Taking into account the niceties of the situation it would be enough to mention [in the textbooks] that such a decision was made by Russia unilaterally and has not been recognized by the international community. There would be no scandal then.

However, the textbook was written by our ideological Vatniki, who did not even think about that. For these authors the idea “Crimea is ours” is like the Lord's prayer — it has reached some sort of sacredness. It was knocked into them by Russian propaganda and consolidated by the loyalty of Akorda [the Office of the Kazakh President] to Russia.

There are specific people who promote the propaganda and imperial policy of Moscow openly. People who are working for the promotion of Putin's “Russian World” into the minds of Kazakh children. In my opinion, this is ideological sabotage.

It will be interesting to see if Kazakhstan officially changes its position on Crimea in the future. Kazakhstan and the other states of ex-Soviet Central Asia shocked Moscow by failing to recognise the independence of statelets of Abkhazia and South Ossetia (officially part of Georgia) in 2008, in what the International Crisis Group called “a quiet revolt by Moscow’s most docile allies, abetted by China.”

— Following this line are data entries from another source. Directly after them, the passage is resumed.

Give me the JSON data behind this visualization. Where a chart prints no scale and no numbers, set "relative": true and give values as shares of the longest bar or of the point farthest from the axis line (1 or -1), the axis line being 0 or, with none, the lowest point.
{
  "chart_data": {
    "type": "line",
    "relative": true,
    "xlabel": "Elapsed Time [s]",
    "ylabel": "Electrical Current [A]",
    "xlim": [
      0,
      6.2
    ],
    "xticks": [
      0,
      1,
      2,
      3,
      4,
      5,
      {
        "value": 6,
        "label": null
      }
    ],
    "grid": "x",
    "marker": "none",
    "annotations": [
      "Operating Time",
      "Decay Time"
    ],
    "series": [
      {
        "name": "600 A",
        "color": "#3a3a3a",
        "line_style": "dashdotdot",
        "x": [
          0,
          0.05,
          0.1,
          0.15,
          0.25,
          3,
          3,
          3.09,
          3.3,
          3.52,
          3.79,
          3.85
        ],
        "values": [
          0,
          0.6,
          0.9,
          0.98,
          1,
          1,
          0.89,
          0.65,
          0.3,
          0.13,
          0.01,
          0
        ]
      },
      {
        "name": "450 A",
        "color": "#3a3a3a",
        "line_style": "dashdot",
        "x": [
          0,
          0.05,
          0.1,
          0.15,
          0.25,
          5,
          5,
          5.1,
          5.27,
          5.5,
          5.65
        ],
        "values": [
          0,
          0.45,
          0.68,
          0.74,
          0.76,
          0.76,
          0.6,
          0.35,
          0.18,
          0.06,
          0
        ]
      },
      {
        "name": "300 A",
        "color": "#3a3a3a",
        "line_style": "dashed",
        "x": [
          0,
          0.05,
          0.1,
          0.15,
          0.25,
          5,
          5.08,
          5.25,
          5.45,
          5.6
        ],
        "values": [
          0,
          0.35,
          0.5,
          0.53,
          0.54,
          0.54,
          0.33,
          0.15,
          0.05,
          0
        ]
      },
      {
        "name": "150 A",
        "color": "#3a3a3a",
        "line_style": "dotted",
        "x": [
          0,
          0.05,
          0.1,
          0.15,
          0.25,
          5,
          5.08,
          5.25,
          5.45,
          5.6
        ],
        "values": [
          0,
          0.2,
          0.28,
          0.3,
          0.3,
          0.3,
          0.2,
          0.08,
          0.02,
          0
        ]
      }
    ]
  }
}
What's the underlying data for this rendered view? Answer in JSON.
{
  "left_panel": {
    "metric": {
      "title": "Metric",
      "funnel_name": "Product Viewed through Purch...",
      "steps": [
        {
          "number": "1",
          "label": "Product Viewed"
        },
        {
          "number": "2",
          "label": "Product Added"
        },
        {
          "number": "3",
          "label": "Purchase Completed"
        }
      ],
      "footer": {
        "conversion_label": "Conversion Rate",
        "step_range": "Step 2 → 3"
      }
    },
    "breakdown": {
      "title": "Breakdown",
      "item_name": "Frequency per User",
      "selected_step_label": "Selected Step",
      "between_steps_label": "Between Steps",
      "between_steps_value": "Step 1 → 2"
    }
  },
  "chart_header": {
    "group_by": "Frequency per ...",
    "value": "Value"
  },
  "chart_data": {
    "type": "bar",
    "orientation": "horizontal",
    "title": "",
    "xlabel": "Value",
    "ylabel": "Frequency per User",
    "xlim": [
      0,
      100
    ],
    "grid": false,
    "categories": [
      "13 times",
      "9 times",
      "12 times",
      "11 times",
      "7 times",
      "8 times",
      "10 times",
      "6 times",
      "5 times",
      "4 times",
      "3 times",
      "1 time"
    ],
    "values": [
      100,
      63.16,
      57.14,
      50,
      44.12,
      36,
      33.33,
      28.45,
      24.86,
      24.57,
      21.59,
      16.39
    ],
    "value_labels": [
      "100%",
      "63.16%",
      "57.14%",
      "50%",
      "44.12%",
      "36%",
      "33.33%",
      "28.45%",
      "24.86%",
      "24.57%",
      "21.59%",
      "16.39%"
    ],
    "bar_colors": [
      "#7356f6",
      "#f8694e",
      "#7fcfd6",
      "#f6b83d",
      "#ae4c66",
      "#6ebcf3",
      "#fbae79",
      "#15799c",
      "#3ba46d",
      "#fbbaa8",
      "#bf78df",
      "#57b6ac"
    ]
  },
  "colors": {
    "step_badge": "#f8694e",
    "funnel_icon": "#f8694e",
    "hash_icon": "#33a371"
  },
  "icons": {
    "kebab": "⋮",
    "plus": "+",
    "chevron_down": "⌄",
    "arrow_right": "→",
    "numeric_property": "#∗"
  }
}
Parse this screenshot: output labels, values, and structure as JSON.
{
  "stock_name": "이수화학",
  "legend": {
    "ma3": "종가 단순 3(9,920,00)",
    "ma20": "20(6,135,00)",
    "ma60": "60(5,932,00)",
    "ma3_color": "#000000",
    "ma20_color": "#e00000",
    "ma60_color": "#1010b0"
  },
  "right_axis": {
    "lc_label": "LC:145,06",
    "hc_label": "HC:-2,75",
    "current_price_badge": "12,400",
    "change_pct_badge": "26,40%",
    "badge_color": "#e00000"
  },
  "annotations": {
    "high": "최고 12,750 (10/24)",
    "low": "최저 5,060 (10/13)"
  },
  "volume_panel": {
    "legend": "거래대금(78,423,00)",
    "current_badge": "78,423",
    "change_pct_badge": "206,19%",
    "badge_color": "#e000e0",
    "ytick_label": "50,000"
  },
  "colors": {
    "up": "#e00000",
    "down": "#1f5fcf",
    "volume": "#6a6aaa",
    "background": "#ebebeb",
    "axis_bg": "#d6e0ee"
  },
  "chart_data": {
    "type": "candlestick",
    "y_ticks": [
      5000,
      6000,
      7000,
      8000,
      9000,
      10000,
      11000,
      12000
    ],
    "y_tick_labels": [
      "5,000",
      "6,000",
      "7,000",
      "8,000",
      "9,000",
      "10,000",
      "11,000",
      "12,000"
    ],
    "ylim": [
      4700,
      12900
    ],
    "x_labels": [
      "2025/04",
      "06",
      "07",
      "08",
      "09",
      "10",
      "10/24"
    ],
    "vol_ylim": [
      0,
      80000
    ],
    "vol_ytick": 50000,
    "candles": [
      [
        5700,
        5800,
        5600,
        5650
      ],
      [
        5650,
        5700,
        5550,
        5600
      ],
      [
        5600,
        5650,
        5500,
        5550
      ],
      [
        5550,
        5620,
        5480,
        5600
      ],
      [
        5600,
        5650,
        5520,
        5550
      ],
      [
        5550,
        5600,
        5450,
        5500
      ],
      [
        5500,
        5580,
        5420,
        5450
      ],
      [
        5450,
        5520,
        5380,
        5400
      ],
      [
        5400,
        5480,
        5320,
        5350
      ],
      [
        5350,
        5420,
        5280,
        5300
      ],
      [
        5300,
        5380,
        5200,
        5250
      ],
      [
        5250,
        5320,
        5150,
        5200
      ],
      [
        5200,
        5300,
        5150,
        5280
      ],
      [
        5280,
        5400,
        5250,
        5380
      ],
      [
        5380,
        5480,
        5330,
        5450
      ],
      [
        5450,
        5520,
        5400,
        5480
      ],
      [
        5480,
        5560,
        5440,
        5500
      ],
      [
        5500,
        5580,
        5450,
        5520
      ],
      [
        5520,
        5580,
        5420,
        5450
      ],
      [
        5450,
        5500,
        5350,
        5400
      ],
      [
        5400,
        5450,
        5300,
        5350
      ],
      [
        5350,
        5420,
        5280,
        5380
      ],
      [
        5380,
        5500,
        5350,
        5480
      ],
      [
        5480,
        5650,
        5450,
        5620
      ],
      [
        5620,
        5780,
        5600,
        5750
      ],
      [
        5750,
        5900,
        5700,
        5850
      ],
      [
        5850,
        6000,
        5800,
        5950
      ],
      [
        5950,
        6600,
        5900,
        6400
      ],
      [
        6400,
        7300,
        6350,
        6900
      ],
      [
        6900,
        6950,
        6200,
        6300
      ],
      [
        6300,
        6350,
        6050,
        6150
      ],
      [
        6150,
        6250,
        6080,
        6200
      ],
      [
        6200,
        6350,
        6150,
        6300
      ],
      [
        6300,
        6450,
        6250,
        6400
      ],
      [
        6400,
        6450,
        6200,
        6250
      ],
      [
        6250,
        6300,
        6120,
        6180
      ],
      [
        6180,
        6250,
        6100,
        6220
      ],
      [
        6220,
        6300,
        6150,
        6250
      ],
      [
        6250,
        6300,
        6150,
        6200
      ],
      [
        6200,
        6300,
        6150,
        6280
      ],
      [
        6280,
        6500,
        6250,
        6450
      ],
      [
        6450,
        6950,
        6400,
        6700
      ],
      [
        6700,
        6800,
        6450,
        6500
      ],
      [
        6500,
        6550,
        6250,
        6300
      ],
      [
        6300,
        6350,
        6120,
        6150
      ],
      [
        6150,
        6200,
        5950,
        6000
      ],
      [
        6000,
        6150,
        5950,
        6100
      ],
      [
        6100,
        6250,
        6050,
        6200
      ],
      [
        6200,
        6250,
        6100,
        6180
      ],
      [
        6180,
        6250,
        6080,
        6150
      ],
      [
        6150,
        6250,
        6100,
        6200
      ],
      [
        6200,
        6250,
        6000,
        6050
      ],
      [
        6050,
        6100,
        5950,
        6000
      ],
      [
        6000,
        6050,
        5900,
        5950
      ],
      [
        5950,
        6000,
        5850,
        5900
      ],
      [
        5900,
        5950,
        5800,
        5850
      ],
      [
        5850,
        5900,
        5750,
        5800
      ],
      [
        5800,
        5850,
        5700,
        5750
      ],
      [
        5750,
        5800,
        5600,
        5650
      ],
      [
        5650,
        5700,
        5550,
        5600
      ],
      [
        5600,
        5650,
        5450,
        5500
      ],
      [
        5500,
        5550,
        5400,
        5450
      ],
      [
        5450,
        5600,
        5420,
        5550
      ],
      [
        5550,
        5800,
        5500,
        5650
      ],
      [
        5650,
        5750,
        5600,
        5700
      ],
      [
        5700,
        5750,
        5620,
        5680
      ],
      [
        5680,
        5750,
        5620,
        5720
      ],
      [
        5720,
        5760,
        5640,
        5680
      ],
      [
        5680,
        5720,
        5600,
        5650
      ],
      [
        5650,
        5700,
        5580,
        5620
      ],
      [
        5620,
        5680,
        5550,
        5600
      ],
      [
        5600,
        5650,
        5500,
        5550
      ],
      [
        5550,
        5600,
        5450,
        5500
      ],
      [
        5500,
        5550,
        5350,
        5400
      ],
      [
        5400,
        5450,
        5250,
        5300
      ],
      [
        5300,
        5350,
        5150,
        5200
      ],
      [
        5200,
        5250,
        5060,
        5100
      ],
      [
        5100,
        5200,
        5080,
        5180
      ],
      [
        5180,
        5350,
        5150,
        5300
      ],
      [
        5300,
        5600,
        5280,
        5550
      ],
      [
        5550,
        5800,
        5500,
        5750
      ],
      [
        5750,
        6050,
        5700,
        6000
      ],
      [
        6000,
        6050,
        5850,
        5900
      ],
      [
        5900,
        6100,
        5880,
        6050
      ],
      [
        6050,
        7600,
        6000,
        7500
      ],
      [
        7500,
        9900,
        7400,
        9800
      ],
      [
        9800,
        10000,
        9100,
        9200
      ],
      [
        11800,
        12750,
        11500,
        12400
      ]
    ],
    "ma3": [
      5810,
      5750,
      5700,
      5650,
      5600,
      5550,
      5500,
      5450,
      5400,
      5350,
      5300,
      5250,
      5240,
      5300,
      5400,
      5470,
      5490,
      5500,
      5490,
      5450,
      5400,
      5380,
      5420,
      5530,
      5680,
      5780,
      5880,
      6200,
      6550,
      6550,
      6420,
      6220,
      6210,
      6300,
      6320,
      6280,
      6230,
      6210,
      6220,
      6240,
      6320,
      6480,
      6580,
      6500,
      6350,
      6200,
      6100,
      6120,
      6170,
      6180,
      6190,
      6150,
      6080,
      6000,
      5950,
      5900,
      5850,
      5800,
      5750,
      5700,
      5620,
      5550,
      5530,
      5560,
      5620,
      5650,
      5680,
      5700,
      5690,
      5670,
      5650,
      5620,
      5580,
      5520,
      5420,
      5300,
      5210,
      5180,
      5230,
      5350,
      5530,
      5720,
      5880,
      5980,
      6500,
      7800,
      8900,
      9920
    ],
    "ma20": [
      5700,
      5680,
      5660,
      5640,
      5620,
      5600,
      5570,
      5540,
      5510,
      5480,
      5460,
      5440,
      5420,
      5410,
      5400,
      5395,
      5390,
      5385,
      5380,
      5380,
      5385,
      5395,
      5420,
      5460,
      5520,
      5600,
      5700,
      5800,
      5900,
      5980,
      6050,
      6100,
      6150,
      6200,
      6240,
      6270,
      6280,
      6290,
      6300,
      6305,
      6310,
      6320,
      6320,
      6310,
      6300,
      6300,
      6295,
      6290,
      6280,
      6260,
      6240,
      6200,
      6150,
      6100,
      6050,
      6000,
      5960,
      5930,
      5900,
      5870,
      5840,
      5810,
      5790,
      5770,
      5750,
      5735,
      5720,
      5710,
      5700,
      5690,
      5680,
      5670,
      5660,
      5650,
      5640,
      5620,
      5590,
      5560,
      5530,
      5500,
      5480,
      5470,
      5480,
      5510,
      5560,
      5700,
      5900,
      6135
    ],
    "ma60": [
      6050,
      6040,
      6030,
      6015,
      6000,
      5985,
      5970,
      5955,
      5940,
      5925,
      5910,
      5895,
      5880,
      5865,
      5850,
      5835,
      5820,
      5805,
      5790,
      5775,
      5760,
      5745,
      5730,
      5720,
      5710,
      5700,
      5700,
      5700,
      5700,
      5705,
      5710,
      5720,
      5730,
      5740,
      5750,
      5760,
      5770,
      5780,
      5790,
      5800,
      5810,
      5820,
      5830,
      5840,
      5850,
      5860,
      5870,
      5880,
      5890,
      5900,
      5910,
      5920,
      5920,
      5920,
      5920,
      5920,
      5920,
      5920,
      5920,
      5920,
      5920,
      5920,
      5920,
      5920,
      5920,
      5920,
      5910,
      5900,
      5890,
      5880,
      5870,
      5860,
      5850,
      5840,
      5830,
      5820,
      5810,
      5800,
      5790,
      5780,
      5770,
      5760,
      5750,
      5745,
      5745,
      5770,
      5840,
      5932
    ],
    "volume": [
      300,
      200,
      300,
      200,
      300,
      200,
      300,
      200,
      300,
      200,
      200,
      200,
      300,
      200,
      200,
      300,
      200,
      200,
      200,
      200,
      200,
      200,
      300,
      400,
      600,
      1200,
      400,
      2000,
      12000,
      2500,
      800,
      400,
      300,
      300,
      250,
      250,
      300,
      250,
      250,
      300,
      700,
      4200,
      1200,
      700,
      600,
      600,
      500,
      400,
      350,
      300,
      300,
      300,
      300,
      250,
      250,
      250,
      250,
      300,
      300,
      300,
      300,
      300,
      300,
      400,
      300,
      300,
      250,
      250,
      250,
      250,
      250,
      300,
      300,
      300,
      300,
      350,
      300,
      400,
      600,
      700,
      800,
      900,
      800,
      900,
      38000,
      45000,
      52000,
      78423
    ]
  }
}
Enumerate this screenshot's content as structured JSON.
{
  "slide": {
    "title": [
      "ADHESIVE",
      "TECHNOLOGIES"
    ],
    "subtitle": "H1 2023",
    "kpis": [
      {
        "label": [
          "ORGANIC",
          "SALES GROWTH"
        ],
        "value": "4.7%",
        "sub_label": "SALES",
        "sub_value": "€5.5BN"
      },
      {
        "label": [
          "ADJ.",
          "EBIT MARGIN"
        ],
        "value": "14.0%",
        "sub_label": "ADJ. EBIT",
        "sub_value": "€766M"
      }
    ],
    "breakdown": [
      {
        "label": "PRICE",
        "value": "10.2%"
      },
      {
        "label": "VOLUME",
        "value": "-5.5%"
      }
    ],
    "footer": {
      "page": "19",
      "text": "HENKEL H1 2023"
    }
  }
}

But Russian pressure on its allies regarding Ukraine has been growing. Moscow has strongly encouraged members of its Eurasian Economic Union trade association (Armenia, Belarus, Kazakhstan and Kyrgyzstan) not to attempt to import or re-export products from Ukraine and the West. Meanwhile, a Dutch lecturer at the Nazarbayev University in Kazakhstan's capital Astana, an institution that prides itself on its academic independence, claims he was effectively sacked for trying to host a talk on Ukraine.